Meadowsweet is a true normalizer of a badly functioning stomach. It regulates acidity and rectifies alkalinity. It calms internal excitation.
I have noticed that it makes you feel happy, so I think it is also calming heated internal states of anger and frustration.
Meadowsweet was also a sacred herb among the druids and it was a favorite strewing herb in the Middle Ages. They sprinkled it on the floors like aromatherapy.
The smell is almondy and very cheerful. Meadowsweet was the source aspirin came from. It possesses similar properties, but is non-toxic, cooling and soothes the stomach, rather than inflaming and irritating it like aspirin does.
“The sky was a midnight-blue, like warm, deep, blue water, and the moon seemed to lie on it like a water-lily, floating forward with an invisible current.” – Willa Cather
The Sacred Blue Egyptian Water Lily is deeply relaxing for the body and mind, it is hypnotic and sedative. It is also a cardio-tonic – strengthening the heart. It is also an aphrodisiac.
An aid for yogis as it is a plant for meditation. It is also a helpful herb for dreamwork. The blue-violet color of this flower is a signature of the affinities with the third eye and the crown chakra.
From the murky dark mud it rises up bestowing magnificent blossoms. It shows us our experience in human evolution, as it blooms – so can we. It is a metaphor for our reunion with oneness. I connect this flower to the divine feminine creative power, Shakti.
Shakti is both responsible for creation and the agent of all change. Shakti is cosmic existence as well as liberation, its most significant form being the Kundalini Shakti, a mysterious psychospiritual force.
The Alchemist distills the Gold of a Thousand Mornings.
Lady´s Mantle has a time honored traditional use as a woman's healing herb. Lady´s Mantle has astringent and styptic properties, on account of the tannins it contains. It is a very healing herb for the womb and can be helpful for painful menstruations. It is a fertility herb, also good to use during and after pregnancy.
As a heart-tonic Alchemilla can be combined with prescribed medications. Strengthens the arteries. Good for swollen feet and legs.
The botanical name, Alchemilla, or “little alchemist” speaks of the uses of Lady’s Mantle which have the ability to transform. Matthew Woods writes an account of this in The Book of Herbal Wisdom.
The alchemists found interest in the fact that the morning dew gathers like a translucent pearl in the center of the fan-like leaves, well into almost mid-day, when other plants are all dried off.
“Something within it is distilling the essence and simultaneously helping to preserve it.
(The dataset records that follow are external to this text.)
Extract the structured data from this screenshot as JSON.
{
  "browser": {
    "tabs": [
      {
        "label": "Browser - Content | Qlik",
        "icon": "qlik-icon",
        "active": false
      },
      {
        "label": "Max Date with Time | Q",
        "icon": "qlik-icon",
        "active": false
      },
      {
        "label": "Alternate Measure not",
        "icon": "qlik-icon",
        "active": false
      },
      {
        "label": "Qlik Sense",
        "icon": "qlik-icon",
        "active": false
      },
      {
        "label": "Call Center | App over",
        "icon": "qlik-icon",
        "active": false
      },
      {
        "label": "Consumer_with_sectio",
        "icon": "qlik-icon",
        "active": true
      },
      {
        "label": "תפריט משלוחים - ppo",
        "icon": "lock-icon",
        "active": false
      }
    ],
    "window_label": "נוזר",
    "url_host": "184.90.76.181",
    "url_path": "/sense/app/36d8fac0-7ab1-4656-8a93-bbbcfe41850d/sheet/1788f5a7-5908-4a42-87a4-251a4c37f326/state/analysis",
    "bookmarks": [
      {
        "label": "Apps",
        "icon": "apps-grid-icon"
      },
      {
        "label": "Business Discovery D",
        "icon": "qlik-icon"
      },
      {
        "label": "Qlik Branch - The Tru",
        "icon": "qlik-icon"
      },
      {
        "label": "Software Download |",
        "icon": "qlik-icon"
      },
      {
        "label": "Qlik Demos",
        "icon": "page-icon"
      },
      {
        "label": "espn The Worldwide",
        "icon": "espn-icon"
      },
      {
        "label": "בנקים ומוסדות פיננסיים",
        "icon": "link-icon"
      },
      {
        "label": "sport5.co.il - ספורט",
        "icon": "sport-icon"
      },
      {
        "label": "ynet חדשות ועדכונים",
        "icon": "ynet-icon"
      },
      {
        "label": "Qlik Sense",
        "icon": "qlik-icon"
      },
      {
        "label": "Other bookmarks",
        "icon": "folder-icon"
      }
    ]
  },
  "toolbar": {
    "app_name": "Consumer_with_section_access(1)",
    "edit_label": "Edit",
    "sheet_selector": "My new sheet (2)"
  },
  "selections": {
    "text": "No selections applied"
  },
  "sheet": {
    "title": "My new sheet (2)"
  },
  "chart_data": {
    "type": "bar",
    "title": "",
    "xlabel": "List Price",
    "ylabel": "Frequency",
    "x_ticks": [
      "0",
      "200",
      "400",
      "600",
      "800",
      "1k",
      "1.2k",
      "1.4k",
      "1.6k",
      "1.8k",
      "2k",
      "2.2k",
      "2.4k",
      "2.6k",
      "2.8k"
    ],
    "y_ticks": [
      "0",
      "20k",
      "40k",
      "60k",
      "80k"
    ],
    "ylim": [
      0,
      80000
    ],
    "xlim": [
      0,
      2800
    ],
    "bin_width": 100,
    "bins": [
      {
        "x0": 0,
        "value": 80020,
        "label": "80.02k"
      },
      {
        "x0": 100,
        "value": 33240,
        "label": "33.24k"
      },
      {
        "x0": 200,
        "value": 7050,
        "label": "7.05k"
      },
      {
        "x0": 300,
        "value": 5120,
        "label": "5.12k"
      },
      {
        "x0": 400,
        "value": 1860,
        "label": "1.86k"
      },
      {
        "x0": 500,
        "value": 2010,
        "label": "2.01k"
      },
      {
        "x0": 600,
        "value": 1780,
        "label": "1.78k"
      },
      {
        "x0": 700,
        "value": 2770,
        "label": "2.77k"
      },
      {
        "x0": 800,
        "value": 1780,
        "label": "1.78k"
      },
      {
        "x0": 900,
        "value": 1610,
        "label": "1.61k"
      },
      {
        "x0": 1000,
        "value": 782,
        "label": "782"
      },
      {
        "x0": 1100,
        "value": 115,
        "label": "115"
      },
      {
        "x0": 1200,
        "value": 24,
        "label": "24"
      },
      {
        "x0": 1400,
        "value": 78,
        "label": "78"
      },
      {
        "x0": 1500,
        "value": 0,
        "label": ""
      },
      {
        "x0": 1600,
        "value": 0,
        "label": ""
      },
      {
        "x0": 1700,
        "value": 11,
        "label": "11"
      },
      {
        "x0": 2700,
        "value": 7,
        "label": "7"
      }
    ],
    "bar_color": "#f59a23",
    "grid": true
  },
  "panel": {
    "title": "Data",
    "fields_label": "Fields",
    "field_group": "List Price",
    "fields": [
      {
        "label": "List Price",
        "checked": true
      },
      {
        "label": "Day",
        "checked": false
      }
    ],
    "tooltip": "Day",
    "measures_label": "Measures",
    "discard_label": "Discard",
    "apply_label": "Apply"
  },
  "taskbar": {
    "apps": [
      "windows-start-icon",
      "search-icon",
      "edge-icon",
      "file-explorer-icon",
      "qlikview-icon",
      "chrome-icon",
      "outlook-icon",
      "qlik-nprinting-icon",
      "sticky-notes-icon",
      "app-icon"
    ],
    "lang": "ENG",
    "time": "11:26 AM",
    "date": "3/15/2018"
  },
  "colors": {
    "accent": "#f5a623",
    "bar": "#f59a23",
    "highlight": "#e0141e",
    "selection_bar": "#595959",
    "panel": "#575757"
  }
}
In a material sense Alchemila must correspond to processes which encourage cohesion on the surface of the droplet and prevent vaporization, while at the same time (and plants seem to work in two opposite directions) it must possess the ability to refine and distill fluids into their most subtle expression or essence.”
In the same way in which the subtle, invisible membrane preserving the cohesion and integrity if the droplet is maintained, we can imagine Alchemilla making a subtle, invisible membrane around a person. It is encouraging integrity and cohesion. It works uplifting and empowering. It is about a kind of inner circulation and distillation.
It is healing to the emotional waters of the body and supports healing from sexual trauma.